Practicing His Presence: Extremely Passionate

Recently, I stumbled onto a list of “Christian classics” and decided to read them all.

To read them all. Because I have a hard time doing anything in moderation.

I was doing great at first. I loved the first few books on the list.

Then I started in on The Practice Of The Presence Of God by Brother Lawrence. (Actually, I’d heard that it’s a hard read so I got an updated more reader-friendly version called Practicing His Presence.)

It’s awful. The worst great book I’ve ever read.

Practing-The-Presence-Of-God-by-Brother-Lawrence

Brother Lawrence was a footman (a servant) in the 1600s who tried to “turn” his thoughts toward God every minute of the day. And he failed because it was impossible to focus only on God and still do his work well. So he quit work, withdrew from society and became a monk, serving in the kitchen doing rote work that allowed him to think only about God all day for forty years.

His peaceful disposition was legendary. People wrote him – even other monks and nuns – asking advice on how to “live more spiritually.” Practicing The Presence Of God is a collection of correspondence with them.

Every letter says the same thing: Try to turn your thoughts to God every minute of every day. You will fail but keep trying. Do this out of love for God.

For Brother Lawrence, this is the only “work” of the Christian life: think about God. A CHristian, he writes, only needs meditation – for healing, for pleasure, for worship. Focussing our thoughts on God is all we need?

Practicing-The-Presence-Of-God-Brother-Lawrence

In response to a woman asking Brother Lawrence to pray for an end to her illness, he writes…

Though I know you are suffering, I am not praying that you will be delivered from your pain. Nonetheless, I do pray. I earnestly ask God to give you strength and patience to bear your pain as long as it pleases Him. God has fastened you to a cross…

Rely upon no physician; for according to my understanding, the Lord reserves the cure to Himself. He will remedy your sickness in His time. Therefore, put all your trust in Him and you will soon discover the effect on your recovery. We often retard our recovery by putting a greater confidence in the medical world than in God…

You don’t need medicine, Brother Lawrence seems to be saying, you only need to get alone somewhere, be quiet and focus all your thoughts on God – all day. I think that’s going too far, don’t you?

Brother Lawrence went so far as to say that when a person becomes good at turning her thoughts to God continuously, she will no longer need times of devotional reading, structured prayer, a community to worship and learn with, or any other spiritual discipline. Also too far, right?

Maybe Brother Lawrence had a hard time doing anything in moderation too.

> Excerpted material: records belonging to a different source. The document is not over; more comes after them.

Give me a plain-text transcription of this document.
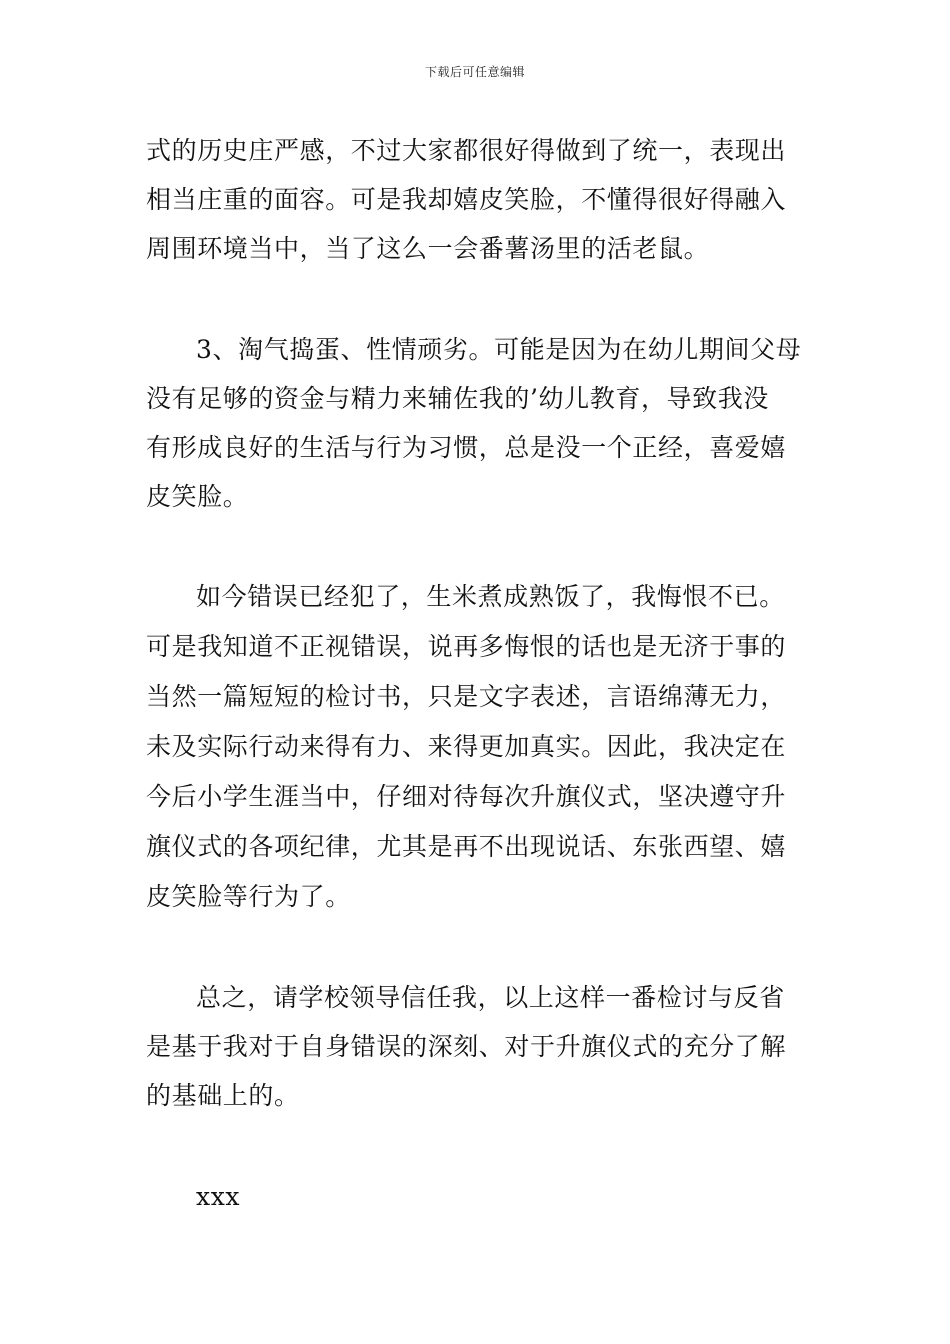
下载后可任意编辑
式的历史庄严感，不过大家都很好得做到了统一，表现出
相当庄重的面容。可是我却嬉皮笑脸，不懂得很好得融入
周围环境当中，当了这么一会番薯汤里的活老鼠。
3、淘气捣蛋、性情顽劣。可能是因为在幼儿期间父母
没有足够的资金与精力来辅佐我的’幼儿教育，导致我没
有形成良好的生活与行为习惯，总是没一个正经，喜爱嬉
皮笑脸。
如今错误已经犯了，生米煮成熟饭了，我悔恨不已。
可是我知道不正视错误，说再多悔恨的话也是无济于事的
当然一篇短短的检讨书，只是文字表述，言语绵薄无力，
未及实际行动来得有力、来得更加真实。因此，我决定在
今后小学生涯当中，仔细对待每次升旗仪式，坚决遵守升
旗仪式的各项纪律，尤其是再不出现说话、东张西望、嬉
皮笑脸等行为了。
总之，请学校领导信任我，以上这样一番检讨与反省
是基于我对于自身错误的深刻、对于升旗仪式的充分了解
的基础上的。
xxx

If a little quiet and meditation throughout the day is good, then why not become a monk and do nothing but meditate in silence? If focussing on God makes me happy, why do anything else for pleasure? If meditation makes me most aware of God’s presence, why sing songs, read books, serve the poor or take in a sermon? If thinking on God makes me feel stronger when I’m sick, who needs doctors?

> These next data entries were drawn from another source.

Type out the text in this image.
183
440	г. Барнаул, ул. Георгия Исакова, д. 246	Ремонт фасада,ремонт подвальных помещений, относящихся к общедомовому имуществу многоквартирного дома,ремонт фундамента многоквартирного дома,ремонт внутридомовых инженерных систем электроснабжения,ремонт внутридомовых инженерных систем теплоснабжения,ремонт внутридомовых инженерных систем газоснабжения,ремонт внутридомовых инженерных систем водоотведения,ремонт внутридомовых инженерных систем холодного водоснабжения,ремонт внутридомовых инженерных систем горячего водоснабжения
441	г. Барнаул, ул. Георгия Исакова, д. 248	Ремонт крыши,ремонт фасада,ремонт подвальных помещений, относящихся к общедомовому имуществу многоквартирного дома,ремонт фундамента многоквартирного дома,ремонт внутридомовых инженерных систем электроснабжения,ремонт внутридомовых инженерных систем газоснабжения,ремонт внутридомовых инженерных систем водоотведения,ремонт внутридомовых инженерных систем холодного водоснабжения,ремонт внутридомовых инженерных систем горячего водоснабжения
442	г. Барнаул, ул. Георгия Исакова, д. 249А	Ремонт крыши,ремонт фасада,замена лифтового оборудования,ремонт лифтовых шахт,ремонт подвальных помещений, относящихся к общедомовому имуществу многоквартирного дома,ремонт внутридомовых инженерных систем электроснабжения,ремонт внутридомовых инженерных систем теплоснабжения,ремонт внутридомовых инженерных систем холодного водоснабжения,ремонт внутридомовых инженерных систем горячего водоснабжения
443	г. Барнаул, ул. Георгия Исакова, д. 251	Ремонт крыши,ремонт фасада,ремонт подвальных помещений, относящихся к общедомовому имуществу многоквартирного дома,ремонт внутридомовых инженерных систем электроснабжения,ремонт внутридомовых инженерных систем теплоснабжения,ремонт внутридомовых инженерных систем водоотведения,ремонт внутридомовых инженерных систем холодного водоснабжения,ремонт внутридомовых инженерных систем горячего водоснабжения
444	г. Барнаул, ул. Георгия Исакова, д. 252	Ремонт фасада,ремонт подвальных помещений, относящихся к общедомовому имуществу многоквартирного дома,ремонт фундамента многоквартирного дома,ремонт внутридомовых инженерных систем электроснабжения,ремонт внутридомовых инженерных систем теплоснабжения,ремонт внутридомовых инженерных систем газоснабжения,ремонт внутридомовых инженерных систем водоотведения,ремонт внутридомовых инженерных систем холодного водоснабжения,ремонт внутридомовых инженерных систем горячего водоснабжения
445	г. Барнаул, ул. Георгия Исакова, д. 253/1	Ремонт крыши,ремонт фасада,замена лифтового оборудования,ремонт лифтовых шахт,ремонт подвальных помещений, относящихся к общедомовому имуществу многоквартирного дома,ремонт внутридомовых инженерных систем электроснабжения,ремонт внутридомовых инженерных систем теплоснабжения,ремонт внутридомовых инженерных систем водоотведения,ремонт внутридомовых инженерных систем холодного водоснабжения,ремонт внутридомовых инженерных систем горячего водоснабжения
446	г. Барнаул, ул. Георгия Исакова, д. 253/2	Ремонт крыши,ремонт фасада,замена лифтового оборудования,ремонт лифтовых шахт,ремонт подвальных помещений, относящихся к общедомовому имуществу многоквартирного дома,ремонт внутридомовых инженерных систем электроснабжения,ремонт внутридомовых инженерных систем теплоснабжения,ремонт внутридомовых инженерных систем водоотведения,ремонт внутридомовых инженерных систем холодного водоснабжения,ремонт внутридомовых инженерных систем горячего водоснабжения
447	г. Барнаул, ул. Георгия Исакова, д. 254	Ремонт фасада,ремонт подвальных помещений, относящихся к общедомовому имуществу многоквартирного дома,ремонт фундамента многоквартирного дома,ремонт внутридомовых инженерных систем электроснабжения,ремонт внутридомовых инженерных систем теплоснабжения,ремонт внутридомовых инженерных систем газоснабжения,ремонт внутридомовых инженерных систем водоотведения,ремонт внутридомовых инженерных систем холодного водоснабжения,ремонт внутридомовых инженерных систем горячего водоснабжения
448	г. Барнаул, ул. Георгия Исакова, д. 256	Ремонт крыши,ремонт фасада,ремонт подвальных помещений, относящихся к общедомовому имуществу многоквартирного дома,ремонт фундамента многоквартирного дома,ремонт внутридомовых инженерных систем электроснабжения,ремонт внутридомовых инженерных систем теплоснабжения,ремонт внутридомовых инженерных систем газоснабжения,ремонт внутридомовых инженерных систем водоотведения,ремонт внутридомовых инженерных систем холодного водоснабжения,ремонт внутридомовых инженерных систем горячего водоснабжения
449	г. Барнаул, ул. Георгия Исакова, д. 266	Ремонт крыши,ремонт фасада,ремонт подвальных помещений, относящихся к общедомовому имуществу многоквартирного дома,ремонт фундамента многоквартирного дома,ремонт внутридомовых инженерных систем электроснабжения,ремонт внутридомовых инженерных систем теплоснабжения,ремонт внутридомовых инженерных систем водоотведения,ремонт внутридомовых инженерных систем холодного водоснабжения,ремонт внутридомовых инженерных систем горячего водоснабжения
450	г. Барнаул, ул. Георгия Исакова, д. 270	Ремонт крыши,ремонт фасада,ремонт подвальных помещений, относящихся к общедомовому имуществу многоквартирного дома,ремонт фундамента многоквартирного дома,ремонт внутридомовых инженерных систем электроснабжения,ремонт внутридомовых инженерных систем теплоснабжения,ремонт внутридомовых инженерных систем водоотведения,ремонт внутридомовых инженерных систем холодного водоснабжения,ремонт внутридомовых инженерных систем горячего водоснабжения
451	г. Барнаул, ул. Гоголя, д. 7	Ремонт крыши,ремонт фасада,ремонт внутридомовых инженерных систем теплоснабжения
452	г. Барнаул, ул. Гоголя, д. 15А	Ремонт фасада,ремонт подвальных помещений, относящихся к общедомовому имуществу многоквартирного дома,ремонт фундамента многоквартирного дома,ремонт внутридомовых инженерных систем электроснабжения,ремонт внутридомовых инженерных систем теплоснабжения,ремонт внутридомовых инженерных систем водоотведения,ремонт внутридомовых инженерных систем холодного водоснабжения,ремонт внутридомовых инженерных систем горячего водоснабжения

Practicing The Presence Of God is repetitive and Brother Lawrence’s extremism sure leads to some theologically squirrelly moments…but I like Brother Lawrence – his discipline, devotion, excitement, challenge to think on God. I like him. Even when he’s wrong.

So he’s a man of extremes who can’t do anything good in moderation. At least he’s passionate.

Yea, I’ll go with “passionate.”

Read any old books lately that you’re passionate about? Recommend one!